Dissolution du CNDS : La CSTB se réjouit

 Dissolution du CNDS : La CSTB se réjouit

Le Conseil des ministres du mercredi 19 janvier 2022 a abrogé le décret portant création, attribution, composition organisation et fonctionnement du Conseil national du dialogue social (CNDS).  Un acte qui scelle la dissolution du CNDS. Cette décision a fait réagir le Secrétaire Général de la Confédération Syndicale des Travailleurs du Bénin (CSTB), Nahini Kassa Mampo.

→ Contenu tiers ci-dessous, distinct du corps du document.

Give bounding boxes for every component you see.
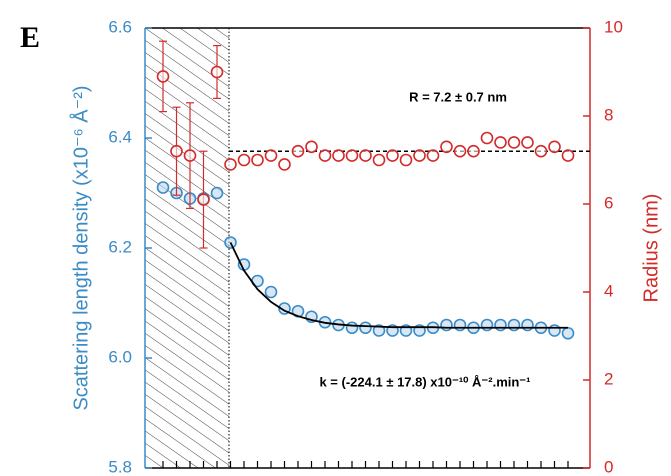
data-point xyxy=(278,158,291,171)
data-point xyxy=(548,140,561,154)
data-point xyxy=(480,318,494,332)
panel-label: E xyxy=(20,21,40,54)
y-tick-label: 6.2 xyxy=(108,237,132,256)
data-point xyxy=(440,140,453,154)
fit-line xyxy=(229,242,568,329)
y2-axis-label: Radius (nm) xyxy=(640,194,662,303)
data-point xyxy=(507,136,521,149)
data-point xyxy=(264,285,278,299)
data-point xyxy=(386,149,399,162)
y-tick-label: 6.6 xyxy=(108,17,132,36)
data-point xyxy=(548,324,561,337)
data-point xyxy=(305,140,318,154)
hatched-region xyxy=(145,28,229,468)
data-point xyxy=(359,149,372,162)
data-point xyxy=(318,149,332,162)
y2-tick-label: 10 xyxy=(604,17,623,36)
data-point xyxy=(426,149,440,162)
data-point xyxy=(224,158,237,171)
data-point xyxy=(210,65,224,79)
data-point xyxy=(237,153,251,167)
data-point xyxy=(291,144,305,158)
annotation: k = (-224.1 ± 17.8) x10⁻¹⁰ Å⁻².min⁻¹ xyxy=(319,374,530,389)
y-axis-label: Scattering length density (x10⁻⁶ Å⁻²) xyxy=(69,85,92,410)
y2-tick-label: 2 xyxy=(604,369,613,388)
data-point xyxy=(197,193,210,206)
data-point xyxy=(264,149,278,162)
data-point xyxy=(507,318,521,332)
data-point xyxy=(413,149,426,162)
y2-tick-label: 4 xyxy=(604,281,613,300)
annotation: R = 7.2 ± 0.7 nm xyxy=(409,89,507,104)
data-point xyxy=(156,70,170,83)
data-point xyxy=(521,136,534,149)
y-tick-label: 5.8 xyxy=(108,457,132,476)
data-point xyxy=(251,153,264,167)
data-point xyxy=(345,149,359,162)
y2-tick-label: 0 xyxy=(604,457,613,476)
data-point xyxy=(494,136,507,149)
y2-tick-label: 6 xyxy=(604,193,613,212)
data-point xyxy=(183,149,197,162)
data-point xyxy=(399,153,413,167)
data-point xyxy=(372,153,386,167)
y-tick-label: 6.4 xyxy=(108,127,132,146)
data-point xyxy=(440,318,453,332)
data-point xyxy=(372,324,386,337)
data-point xyxy=(156,181,170,194)
data-point xyxy=(534,144,548,158)
data-point xyxy=(332,149,345,162)
data-point xyxy=(480,131,494,145)
data-point xyxy=(561,326,575,340)
data-point xyxy=(494,318,507,332)
data-point xyxy=(345,321,359,335)
data-point xyxy=(359,321,372,335)
data-point xyxy=(210,186,224,200)
y-tick-label: 6.0 xyxy=(108,347,132,366)
data-point xyxy=(521,318,534,332)
data-point xyxy=(561,149,575,162)
data-point xyxy=(170,144,183,158)
y2-tick-label: 8 xyxy=(604,105,613,124)
data-point xyxy=(467,144,480,158)
data-point xyxy=(453,144,467,158)
data-point xyxy=(453,318,467,332)
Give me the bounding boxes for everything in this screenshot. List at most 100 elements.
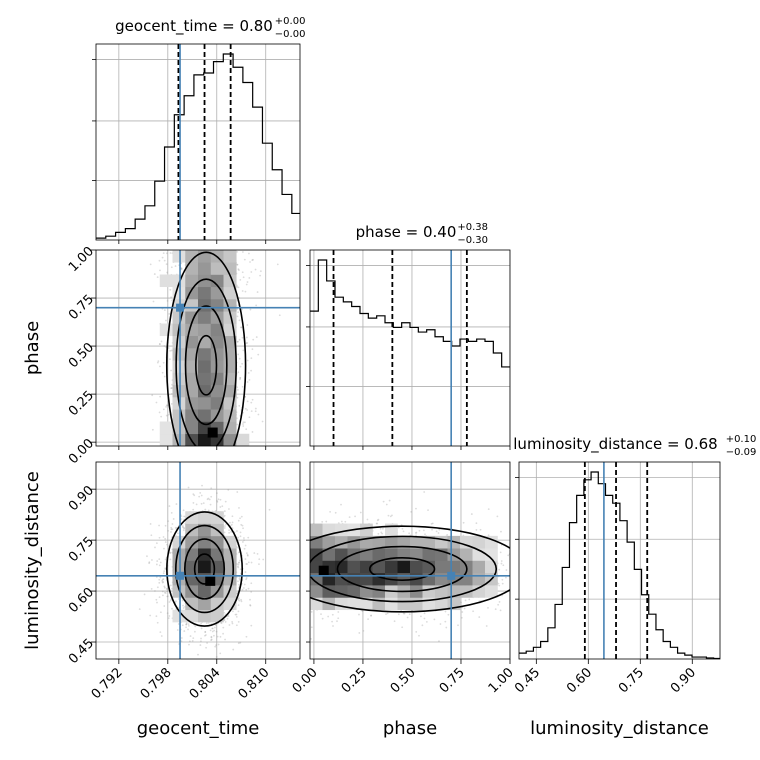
scatter-point bbox=[245, 578, 248, 581]
scatter-point bbox=[211, 630, 214, 633]
scatter-point bbox=[259, 270, 262, 273]
scatter-point bbox=[154, 590, 156, 592]
scatter-point bbox=[236, 285, 239, 288]
scatter-point bbox=[237, 353, 240, 356]
scatter-point bbox=[242, 349, 245, 352]
scatter-point bbox=[242, 251, 244, 253]
density-cell bbox=[198, 311, 212, 324]
scatter-point bbox=[244, 290, 247, 293]
scatter-point bbox=[250, 271, 253, 273]
scatter-point bbox=[164, 558, 167, 561]
scatter-point bbox=[237, 598, 240, 601]
scatter-point bbox=[167, 347, 170, 349]
scatter-point bbox=[204, 634, 206, 637]
scatter-point bbox=[238, 577, 241, 580]
scatter-point bbox=[146, 555, 148, 558]
scatter-point bbox=[166, 543, 168, 546]
scatter-point bbox=[163, 345, 166, 347]
density-cell bbox=[185, 348, 199, 361]
density-cell bbox=[210, 323, 224, 337]
density-cell bbox=[198, 323, 212, 337]
scatter-point bbox=[216, 492, 218, 495]
scatter-point bbox=[165, 414, 168, 417]
scatter-point bbox=[158, 578, 161, 581]
scatter-point bbox=[170, 349, 173, 352]
scatter-point bbox=[165, 252, 168, 255]
scatter-point bbox=[236, 263, 239, 266]
scatter-point bbox=[219, 652, 222, 655]
scatter-point bbox=[204, 631, 207, 633]
scatter-point bbox=[239, 531, 242, 534]
scatter-point bbox=[236, 308, 239, 311]
scatter-point bbox=[231, 622, 234, 625]
density-cell bbox=[172, 421, 186, 435]
scatter-point bbox=[214, 645, 217, 648]
scatter-point bbox=[155, 563, 158, 566]
scatter-point bbox=[241, 385, 244, 388]
scatter-point bbox=[241, 336, 244, 339]
scatter-point bbox=[236, 340, 239, 343]
density-cell bbox=[185, 299, 199, 312]
scatter-point bbox=[237, 551, 240, 554]
scatter-point bbox=[150, 534, 153, 537]
scatter-point bbox=[250, 561, 253, 564]
scatter-point bbox=[169, 558, 172, 561]
scatter-point bbox=[202, 502, 205, 504]
scatter-point bbox=[205, 634, 207, 636]
scatter-point bbox=[158, 564, 161, 567]
scatter-point bbox=[246, 553, 249, 556]
scatter-point bbox=[246, 400, 249, 403]
scatter-point bbox=[158, 411, 161, 414]
scatter-point bbox=[192, 493, 195, 495]
scatter-point bbox=[170, 403, 173, 405]
density-cell bbox=[198, 409, 212, 422]
scatter-point bbox=[250, 369, 252, 372]
density-cell bbox=[223, 262, 237, 275]
scatter-point bbox=[241, 524, 244, 527]
scatter-point bbox=[247, 587, 250, 590]
scatter-point bbox=[216, 500, 219, 503]
density-cell bbox=[159, 274, 173, 288]
density-cell bbox=[172, 335, 186, 349]
density-cell bbox=[223, 286, 237, 300]
scatter-point bbox=[199, 492, 202, 494]
scatter-point bbox=[246, 409, 249, 411]
scatter-point bbox=[239, 378, 241, 381]
scatter-point bbox=[237, 536, 239, 539]
scatter-point bbox=[168, 505, 171, 507]
scatter-point bbox=[200, 494, 203, 497]
scatter-point bbox=[231, 515, 234, 518]
scatter-point bbox=[246, 381, 249, 383]
scatter-point bbox=[276, 263, 279, 266]
scatter-point bbox=[175, 503, 178, 505]
scatter-point bbox=[249, 604, 252, 606]
scatter-point bbox=[157, 360, 160, 363]
scatter-point bbox=[183, 630, 186, 632]
scatter-point bbox=[164, 541, 167, 543]
scatter-point bbox=[205, 646, 207, 649]
scatter-point bbox=[236, 423, 239, 426]
scatter-point bbox=[177, 532, 179, 535]
scatter-point bbox=[207, 509, 210, 512]
scatter-point bbox=[162, 361, 165, 364]
scatter-point bbox=[191, 640, 194, 642]
scatter-point bbox=[158, 343, 161, 346]
scatter-point bbox=[278, 314, 281, 317]
scatter-point bbox=[160, 635, 163, 637]
scatter-point bbox=[246, 554, 249, 557]
scatter-point bbox=[155, 615, 158, 618]
scatter-point bbox=[240, 326, 243, 329]
scatter-point bbox=[257, 353, 260, 356]
scatter-point bbox=[224, 500, 227, 503]
scatter-point bbox=[192, 508, 195, 511]
scatter-point bbox=[258, 563, 260, 566]
scatter-point bbox=[189, 635, 192, 637]
scatter-point bbox=[182, 509, 185, 512]
scatter-point bbox=[245, 336, 248, 339]
density-cell bbox=[185, 409, 199, 422]
scatter-point bbox=[187, 486, 190, 489]
scatter-point bbox=[149, 263, 152, 266]
joint-panel-luminosity_distance-vs-geocent_time bbox=[96, 462, 300, 659]
scatter-point bbox=[227, 488, 230, 491]
scatter-point bbox=[217, 643, 220, 646]
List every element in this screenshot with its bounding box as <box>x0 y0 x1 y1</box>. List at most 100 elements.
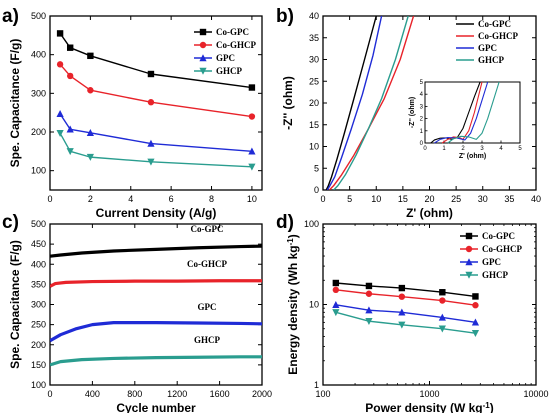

« Le gouvernement vient de donner raison à la CSTB » a dit d’entrée Nahini Kassa Mampo. Selon le Secrétaire général de la Confédération Syndicale des Travailleurs du Bénin, qui a traité le CNDS d’institution inutile. « Elle est même nuisible  à l’Etat et aux travailleurs » a-t-il martelé. A l’en croire, il n’y avait, donc, pas de raison que le CNDS vive longtemps sous la rupture. Pour se justifier, le SG/CSTB est parti de la genèse de l’organisation. L’idée de la charte instituant le CNDS est agitée puis mise en œuvre à l’époque du ministre Lionel Zinsou, fraîchement nommé par le Président Boni Yayi. Il était composé de 30 membres à raison de 10 choisis par le gouvernement, 10 par le patronat et 10 par les organisations syndicales. La CSTB sous la direction du SG Paul Essè Iko avait attiré l’attention sur le déséquilibre entre les travailleurs qui auront en face un camp majoritaire regroupant l’exécutif et le patronat par rapport à la représentativité en cas de prise de décision. Pis, certaines dispositions de la charte constituaient des pièges et plombent les droits des partenaires sociaux. A l’époque, la CSTB a réservé sa signature parce qu’elle voyait que signer cette charte en l’état « c’est se lier les mains » a confié Nahini Kassa Mampo. « Toutes les six autres confédérations ou centrales syndicales étaient prêtes à parapher le document sauf la CSTB » informe-t-il.

À l’arrivée de Patrice Talon au pouvoir, dès 2016, poursuit-il « le dossier est remis à l’ordre du jour pour aboutir à la création du Conseil national du dialogue social avec de légères modifications dans les attributions. Une fois encore, la CSTB a manifesté son désaccord mais les autres ont, cette fois-ci, accepté. Les CSTB n’a pas voulu siéger au sein du CNDS parce qu’il ne servirait à rien. C’était un conseil budgétivore »

Pour son actuel SG, là où « la Commission nationale de négociation composée des ministres d’état, ministre de la fonction et d’autres autorités avec pouvoir de décision a échoué ce n’est pas un Conseil dirigé par quelqu’un qui a un pouvoir limité qui pourra régler le problème des travailleurs », rappelle-t-il tout en estimant que « Le travail devrait être fait par la commission nationale de négociations. C’est pourquoi notre   position n’a pas changé même après la 3e élection professionnelle. Le gouvernement a compris tardivement ce que la Confédération a vu il y a des années en arrière ». « La CSTB avait raison de dire que le CNDS était budgétivore. Sa dissolution est donc logique et la Confédération est d’avis », conclut Nahini Kassa Mampo.